You are viewing documentation for version 2 of the AWS SDK for Ruby. Version 3 documentation can be found here.
Class: Aws::SageMaker::Types::ContinuousParameterRange
- Inherits:
-
Struct
- Object
- Struct
- Aws::SageMaker::Types::ContinuousParameterRange
- Defined in:
- (unknown)
Overview
When passing ContinuousParameterRange as input to an Aws::Client method, you can use a vanilla Hash:
{
name: "ParameterKey", # required
min_value: "ParameterValue", # required
max_value: "ParameterValue", # required
scaling_type: "Auto", # accepts Auto, Linear, Logarithmic, ReverseLogarithmic
}
A list of continuous hyperparameters to tune.
Instance Attribute Summary collapse
-
#max_value ⇒ String
The maximum value for the hyperparameter.
-
#min_value ⇒ String
The minimum value for the hyperparameter.
-
#name ⇒ String
The name of the continuous hyperparameter to tune.
-
#scaling_type ⇒ String
The scale that hyperparameter tuning uses to search the hyperparameter range.

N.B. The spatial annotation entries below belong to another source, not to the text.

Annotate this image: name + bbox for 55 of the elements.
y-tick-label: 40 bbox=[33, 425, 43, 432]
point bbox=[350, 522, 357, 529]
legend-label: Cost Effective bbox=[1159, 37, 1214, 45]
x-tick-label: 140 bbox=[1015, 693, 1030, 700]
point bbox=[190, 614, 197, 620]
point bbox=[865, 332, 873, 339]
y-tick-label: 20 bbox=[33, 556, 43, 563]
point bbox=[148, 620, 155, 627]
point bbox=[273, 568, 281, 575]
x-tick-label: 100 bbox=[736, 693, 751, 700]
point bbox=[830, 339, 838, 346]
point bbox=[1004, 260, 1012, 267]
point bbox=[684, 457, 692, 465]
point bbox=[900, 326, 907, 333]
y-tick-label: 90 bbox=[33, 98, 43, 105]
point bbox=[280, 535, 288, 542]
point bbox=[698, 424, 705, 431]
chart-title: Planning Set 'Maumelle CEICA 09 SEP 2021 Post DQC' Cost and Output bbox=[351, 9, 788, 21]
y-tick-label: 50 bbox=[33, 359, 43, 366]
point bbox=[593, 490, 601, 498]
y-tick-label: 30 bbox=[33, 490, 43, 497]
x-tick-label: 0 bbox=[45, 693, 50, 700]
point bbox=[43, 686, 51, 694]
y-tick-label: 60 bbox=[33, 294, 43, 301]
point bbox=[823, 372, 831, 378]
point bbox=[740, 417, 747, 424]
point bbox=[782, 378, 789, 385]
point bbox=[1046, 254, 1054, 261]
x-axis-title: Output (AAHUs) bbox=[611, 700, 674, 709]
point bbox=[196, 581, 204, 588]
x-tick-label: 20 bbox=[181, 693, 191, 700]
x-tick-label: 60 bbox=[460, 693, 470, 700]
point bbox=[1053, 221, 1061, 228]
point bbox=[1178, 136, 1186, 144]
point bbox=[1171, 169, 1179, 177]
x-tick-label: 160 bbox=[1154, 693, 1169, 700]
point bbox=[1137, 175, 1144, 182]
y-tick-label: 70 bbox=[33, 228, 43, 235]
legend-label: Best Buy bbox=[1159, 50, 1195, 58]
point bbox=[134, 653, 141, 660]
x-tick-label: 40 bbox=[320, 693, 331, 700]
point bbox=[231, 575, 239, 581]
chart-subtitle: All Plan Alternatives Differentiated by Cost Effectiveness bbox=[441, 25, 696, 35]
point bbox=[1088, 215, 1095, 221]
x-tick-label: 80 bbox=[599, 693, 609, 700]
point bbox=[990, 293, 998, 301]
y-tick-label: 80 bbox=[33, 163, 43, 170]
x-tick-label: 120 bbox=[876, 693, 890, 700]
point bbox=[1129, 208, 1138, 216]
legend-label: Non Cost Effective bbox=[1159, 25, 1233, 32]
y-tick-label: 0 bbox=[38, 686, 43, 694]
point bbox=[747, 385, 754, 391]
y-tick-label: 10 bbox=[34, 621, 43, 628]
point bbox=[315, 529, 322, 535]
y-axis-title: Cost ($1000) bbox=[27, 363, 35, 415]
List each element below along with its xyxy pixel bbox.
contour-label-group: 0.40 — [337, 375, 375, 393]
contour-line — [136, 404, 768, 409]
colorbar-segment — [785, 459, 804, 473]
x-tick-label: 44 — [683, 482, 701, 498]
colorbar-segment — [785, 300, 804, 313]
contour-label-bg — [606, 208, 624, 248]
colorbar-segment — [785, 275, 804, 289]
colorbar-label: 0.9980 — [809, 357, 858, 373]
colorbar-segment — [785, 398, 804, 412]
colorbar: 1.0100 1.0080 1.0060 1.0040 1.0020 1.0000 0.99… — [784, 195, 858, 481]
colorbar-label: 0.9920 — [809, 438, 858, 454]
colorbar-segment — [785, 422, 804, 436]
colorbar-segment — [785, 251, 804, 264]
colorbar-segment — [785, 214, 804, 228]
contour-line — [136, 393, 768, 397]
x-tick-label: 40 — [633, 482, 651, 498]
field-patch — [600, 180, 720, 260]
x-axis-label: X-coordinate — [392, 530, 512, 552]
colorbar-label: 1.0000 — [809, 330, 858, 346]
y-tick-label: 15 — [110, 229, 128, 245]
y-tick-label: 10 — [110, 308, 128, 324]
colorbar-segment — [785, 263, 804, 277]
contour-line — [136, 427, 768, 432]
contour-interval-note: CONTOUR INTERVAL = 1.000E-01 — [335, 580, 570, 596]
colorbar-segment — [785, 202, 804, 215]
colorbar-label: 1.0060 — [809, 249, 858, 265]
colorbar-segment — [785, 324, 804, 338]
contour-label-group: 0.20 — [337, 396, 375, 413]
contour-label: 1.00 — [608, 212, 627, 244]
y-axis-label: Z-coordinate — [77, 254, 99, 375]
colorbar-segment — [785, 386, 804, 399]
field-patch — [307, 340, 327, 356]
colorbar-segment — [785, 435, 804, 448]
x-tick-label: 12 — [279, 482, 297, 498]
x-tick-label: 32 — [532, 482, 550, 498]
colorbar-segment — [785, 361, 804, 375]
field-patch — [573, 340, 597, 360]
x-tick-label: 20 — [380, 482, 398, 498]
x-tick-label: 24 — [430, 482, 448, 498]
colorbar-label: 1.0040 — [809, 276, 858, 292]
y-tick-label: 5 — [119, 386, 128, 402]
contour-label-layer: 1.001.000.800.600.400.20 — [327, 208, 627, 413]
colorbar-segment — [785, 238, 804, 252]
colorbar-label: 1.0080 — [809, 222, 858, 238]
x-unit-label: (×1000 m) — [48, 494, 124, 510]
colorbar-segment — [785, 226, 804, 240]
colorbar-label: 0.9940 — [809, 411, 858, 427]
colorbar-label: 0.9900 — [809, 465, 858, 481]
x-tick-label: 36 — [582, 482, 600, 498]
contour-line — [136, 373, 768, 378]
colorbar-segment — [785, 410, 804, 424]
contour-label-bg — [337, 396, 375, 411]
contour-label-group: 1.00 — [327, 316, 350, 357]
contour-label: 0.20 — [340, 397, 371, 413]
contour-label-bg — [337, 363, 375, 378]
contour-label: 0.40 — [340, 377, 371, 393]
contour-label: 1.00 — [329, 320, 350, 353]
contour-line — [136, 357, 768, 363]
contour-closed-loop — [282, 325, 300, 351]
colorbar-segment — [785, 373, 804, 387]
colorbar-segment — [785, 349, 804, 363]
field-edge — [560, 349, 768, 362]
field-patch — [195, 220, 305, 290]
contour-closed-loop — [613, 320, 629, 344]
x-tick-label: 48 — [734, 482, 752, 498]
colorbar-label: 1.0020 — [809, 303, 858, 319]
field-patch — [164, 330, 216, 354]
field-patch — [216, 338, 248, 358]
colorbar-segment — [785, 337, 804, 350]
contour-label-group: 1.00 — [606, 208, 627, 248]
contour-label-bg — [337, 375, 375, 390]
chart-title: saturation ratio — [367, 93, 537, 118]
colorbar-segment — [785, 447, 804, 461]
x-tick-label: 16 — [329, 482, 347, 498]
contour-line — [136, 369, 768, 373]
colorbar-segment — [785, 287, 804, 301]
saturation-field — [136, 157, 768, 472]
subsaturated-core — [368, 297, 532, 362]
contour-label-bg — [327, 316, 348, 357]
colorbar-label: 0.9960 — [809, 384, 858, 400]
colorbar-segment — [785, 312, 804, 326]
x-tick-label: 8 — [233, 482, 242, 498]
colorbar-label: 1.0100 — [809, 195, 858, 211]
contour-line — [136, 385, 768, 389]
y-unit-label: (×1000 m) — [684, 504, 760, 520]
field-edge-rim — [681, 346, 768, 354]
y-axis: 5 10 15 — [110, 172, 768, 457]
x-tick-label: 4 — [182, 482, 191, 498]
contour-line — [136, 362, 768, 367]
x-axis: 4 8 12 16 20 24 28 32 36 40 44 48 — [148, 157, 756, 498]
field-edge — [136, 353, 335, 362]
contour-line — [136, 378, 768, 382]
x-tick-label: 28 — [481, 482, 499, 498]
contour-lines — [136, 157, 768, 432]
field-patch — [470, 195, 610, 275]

Instance Attribute Details
#max_value ⇒ String
The maximum value for the hyperparameter. The tuning job uses
floating-point values between MinValue
value and this value for
tuning.
#min_value ⇒ String
The minimum value for the hyperparameter. The tuning job uses
floating-point values between this value and MaxValue
for tuning.
#name ⇒ String
The name of the continuous hyperparameter to tune.
#scaling_type ⇒ String
The scale that hyperparameter tuning uses to search the hyperparameter range. For information about choosing a hyperparameter scale, see Hyperparameter Scaling. One of the following values:
- Auto
Amazon SageMaker hyperparameter tuning chooses the best scale for the hyperparameter.
- Linear
Hyperparameter tuning searches the values in the hyperparameter range by using a linear scale.
- Logarithmic
Hyperparameter tuning searches the values in the hyperparameter range by using a logarithmic scale.
Logarithmic scaling works only for ranges that have only values greater than 0.
- ReverseLogarithmic
Hyperparameter tuning searches the values in the hyperparameter range by using a reverse logarithmic scale.
Reverse logarithmic scaling works only for ranges that are entirely within the range 0<=x<1.0.